In March 2020, “Halo,” the long-awaited live-action adaptation of the popular video game, once a movie, now a series, was about to start shooting. Then COVID hit. “We were just gonna stop for two weeks and come back immediately,” Pablo Schrieber who plays Master Chief told Entertainment Weekly about dealing with COVID-19. The virus hit so swiftly, he was forced to leave his dog in Hungary where the film was shooting. “Luckily she had an amazing dog-sitter, but she was there for seven months. She [got] about 10 pounds heavier.”
Cut to nearly two years later and “Halo,” which almost became a movie that Peter Jackson produced and Neill Blomkamp directed, is ready to hit Paramount+.
Schreiber called the making of the show “a herculean task,” and not just because he was working out non-stop. “It’s a huge job, from setting the tone on set down to the grueling task of waking up at the crack of dawn to work out, then go to shoot and go home to work out some more. Nothing about it is easy, and I wouldn’t want it to be.”
If you don’t know the original video game the premise is pretty straightforward.
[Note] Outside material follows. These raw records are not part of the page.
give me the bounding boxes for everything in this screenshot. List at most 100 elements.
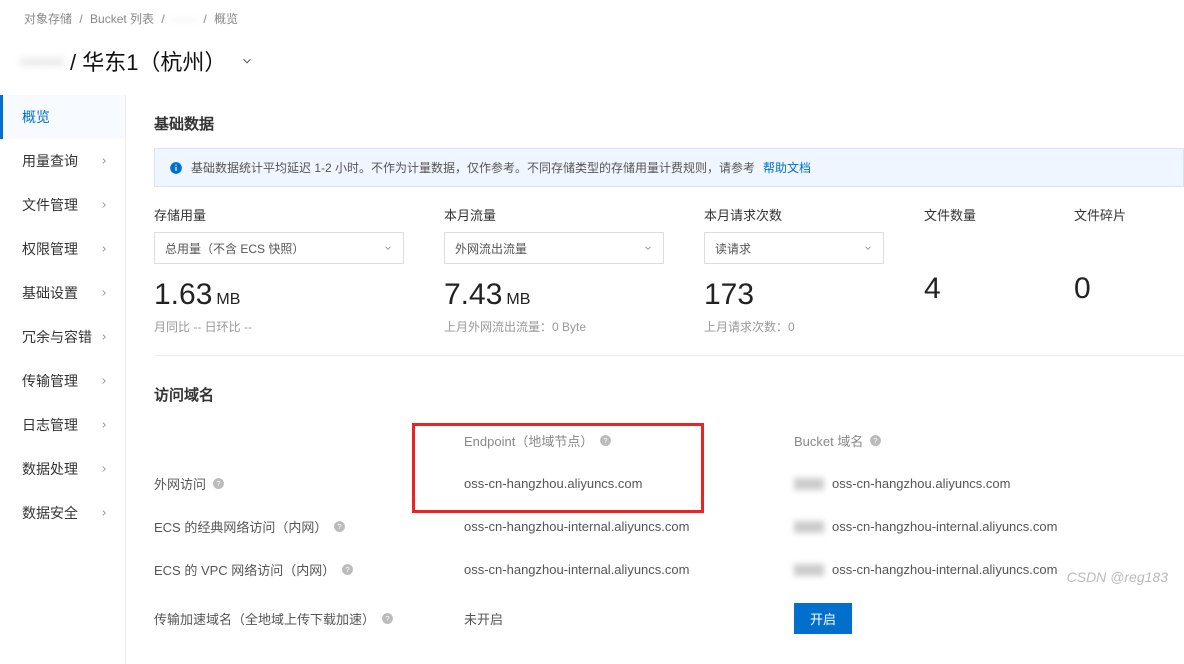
domain-name: ECS 的 VPC 网络访问（内网）	[154, 560, 335, 579]
sidebar-item-0[interactable]: 概览	[0, 95, 125, 139]
sidebar-item-2[interactable]: 文件管理	[0, 183, 125, 227]
domain-table-head: Endpoint（地域节点）? Bucket 域名?	[154, 419, 1184, 462]
enable-accel-button[interactable]: 开启	[794, 603, 852, 634]
domain-row: 外网访问?oss-cn-hangzhou.aliyuncs.comoss-cn-…	[154, 462, 1184, 505]
bucket-domain-header: Bucket 域名	[794, 431, 863, 450]
help-icon[interactable]: ?	[212, 477, 225, 490]
sidebar-item-4[interactable]: 基础设置	[0, 271, 125, 315]
sidebar-item-8[interactable]: 数据处理	[0, 447, 125, 491]
metric-label: 文件碎片	[1074, 205, 1184, 224]
bucket-domain-value: oss-cn-hangzhou.aliyuncs.com	[832, 476, 1010, 491]
help-doc-link[interactable]: 帮助文档	[763, 159, 811, 176]
info-icon	[169, 161, 183, 175]
metric-label: 文件数量	[924, 205, 1034, 224]
metric-value: 7.43MB	[444, 278, 664, 312]
endpoint-value: oss-cn-hangzhou-internal.aliyuncs.com	[464, 519, 689, 534]
metrics-row: 存储用量 总用量（不含 ECS 快照） 1.63MB 月同比 -- 日环比 --…	[154, 205, 1184, 356]
accel-row: 传输加速域名（全地域上传下载加速）? 未开启 开启	[154, 591, 1184, 646]
help-icon[interactable]: ?	[333, 520, 346, 533]
chevron-right-icon	[99, 420, 109, 430]
chevron-right-icon	[99, 200, 109, 210]
metric-storage: 存储用量 总用量（不含 ECS 快照） 1.63MB 月同比 -- 日环比 --	[154, 205, 404, 335]
bucket-name-redacted: ······	[20, 48, 64, 74]
accel-label: 传输加速域名（全地域上传下载加速）	[154, 609, 375, 628]
sidebar-item-7[interactable]: 日志管理	[0, 403, 125, 447]
chevron-down-icon[interactable]	[240, 54, 254, 68]
chevron-down-icon	[643, 243, 653, 253]
traffic-select[interactable]: 外网流出流量	[444, 232, 664, 264]
help-icon[interactable]: ?	[341, 563, 354, 576]
sidebar-item-label: 用量查询	[22, 151, 78, 171]
metric-requests: 本月请求次数 读请求 173 上月请求次数：0	[704, 205, 884, 335]
metric-sub: 上月外网流出流量：0 Byte	[444, 318, 664, 335]
metric-fragments: 文件碎片 0	[1074, 205, 1184, 335]
main-content: 基础数据 基础数据统计平均延迟 1-2 小时。不作为计量数据，仅作参考。不同存储…	[126, 95, 1184, 664]
bucket-domain-value: oss-cn-hangzhou-internal.aliyuncs.com	[832, 562, 1057, 577]
sidebar-item-9[interactable]: 数据安全	[0, 491, 125, 535]
endpoint-value: oss-cn-hangzhou-internal.aliyuncs.com	[464, 562, 689, 577]
chevron-right-icon	[99, 464, 109, 474]
bucket-prefix-redacted	[794, 521, 824, 533]
chevron-down-icon	[863, 243, 873, 253]
sidebar-item-5[interactable]: 冗余与容错	[0, 315, 125, 359]
help-icon[interactable]: ?	[599, 434, 612, 447]
section-title-domain: 访问域名	[154, 384, 1184, 405]
sidebar-item-label: 传输管理	[22, 371, 78, 391]
metric-label: 本月流量	[444, 205, 664, 224]
domain-name: 外网访问	[154, 474, 206, 493]
help-icon[interactable]: ?	[381, 612, 394, 625]
metric-value: 1.63MB	[154, 278, 404, 312]
banner-text: 基础数据统计平均延迟 1-2 小时。不作为计量数据，仅作参考。不同存储类型的存储…	[191, 159, 755, 176]
chevron-right-icon	[99, 244, 109, 254]
breadcrumb-item: 概览	[214, 12, 238, 26]
breadcrumb-item[interactable]: 对象存储	[24, 12, 72, 26]
storage-select[interactable]: 总用量（不含 ECS 快照）	[154, 232, 404, 264]
domain-row: ECS 的经典网络访问（内网）? oss-cn-hangzhou-internal…	[154, 505, 1184, 548]
sidebar-item-1[interactable]: 用量查询	[0, 139, 125, 183]
metric-label: 存储用量	[154, 205, 404, 224]
chevron-down-icon	[383, 243, 393, 253]
bucket-prefix-redacted	[794, 478, 824, 490]
metric-sub: 月同比 -- 日环比 --	[154, 318, 404, 335]
bucket-prefix-redacted	[794, 564, 824, 576]
svg-text:?: ?	[346, 565, 350, 574]
svg-text:?: ?	[874, 436, 878, 445]
metric-sub: 上月请求次数：0	[704, 318, 884, 335]
metric-files: 文件数量 4	[924, 205, 1034, 335]
breadcrumb-item[interactable]: Bucket 列表	[90, 12, 154, 26]
metric-value: 4	[924, 272, 1034, 306]
sidebar-item-label: 概览	[22, 107, 50, 127]
help-icon[interactable]: ?	[869, 434, 882, 447]
svg-text:?: ?	[338, 522, 342, 531]
svg-text:?: ?	[385, 614, 389, 623]
chevron-right-icon	[99, 508, 109, 518]
chevron-right-icon	[99, 156, 109, 166]
sidebar-item-label: 基础设置	[22, 283, 78, 303]
metric-value: 173	[704, 278, 884, 312]
sidebar: 概览用量查询文件管理权限管理基础设置冗余与容错传输管理日志管理数据处理数据安全	[0, 95, 126, 664]
accel-status: 未开启	[464, 609, 503, 628]
domain-row: ECS 的 VPC 网络访问（内网）? oss-cn-hangzhou-inter…	[154, 548, 1184, 591]
sidebar-item-3[interactable]: 权限管理	[0, 227, 125, 271]
bucket-domain-value: oss-cn-hangzhou-internal.aliyuncs.com	[832, 519, 1057, 534]
section-title-basic: 基础数据	[154, 113, 1184, 134]
svg-text:?: ?	[604, 436, 608, 445]
info-banner: 基础数据统计平均延迟 1-2 小时。不作为计量数据，仅作参考。不同存储类型的存储…	[154, 148, 1184, 187]
sidebar-item-label: 权限管理	[22, 239, 78, 259]
watermark: CSDN @reg183	[1067, 569, 1168, 585]
requests-select[interactable]: 读请求	[704, 232, 884, 264]
chevron-right-icon	[99, 332, 109, 342]
domain-name: ECS 的经典网络访问（内网）	[154, 517, 327, 536]
chevron-right-icon	[99, 376, 109, 386]
region-name: / 华东1（杭州）	[70, 45, 226, 77]
breadcrumb-item-redacted[interactable]: ······	[172, 12, 196, 26]
metric-value: 0	[1074, 272, 1184, 306]
endpoint-header: Endpoint（地域节点）	[464, 431, 593, 450]
sidebar-item-label: 冗余与容错	[22, 327, 92, 347]
sidebar-item-6[interactable]: 传输管理	[0, 359, 125, 403]
breadcrumb: 对象存储 / Bucket 列表 / ······ / 概览	[0, 0, 1184, 37]
metric-label: 本月请求次数	[704, 205, 884, 224]
sidebar-item-label: 数据安全	[22, 503, 78, 523]
sidebar-item-label: 文件管理	[22, 195, 78, 215]
metric-traffic: 本月流量 外网流出流量 7.43MB 上月外网流出流量：0 Byte	[444, 205, 664, 335]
In the 26th century, an alien threat called the Covenant threatens humanity. Master Chief, one of the few remaining Spartan super soldiers in the United Nations Space Command ranks, battles the invasion with the help of an AI construct, Cortana.
The show stars Pablo Schrieber as Master Chief, with Natascha McElhone as Dr. Catherine Halsey, a UNSC scientist. Voice actress Jen Taylor reprises her role from the game series as Cortana. “Halo” also stars Yerin Ha, Charlotte Murphy, Shabana Azmi, Bokeem Woodbine, Olive Gray, Danny Sapani, and Kate Kennedy.
The new original series premieres March 24, 2022, streaming exclusively on Paramount+.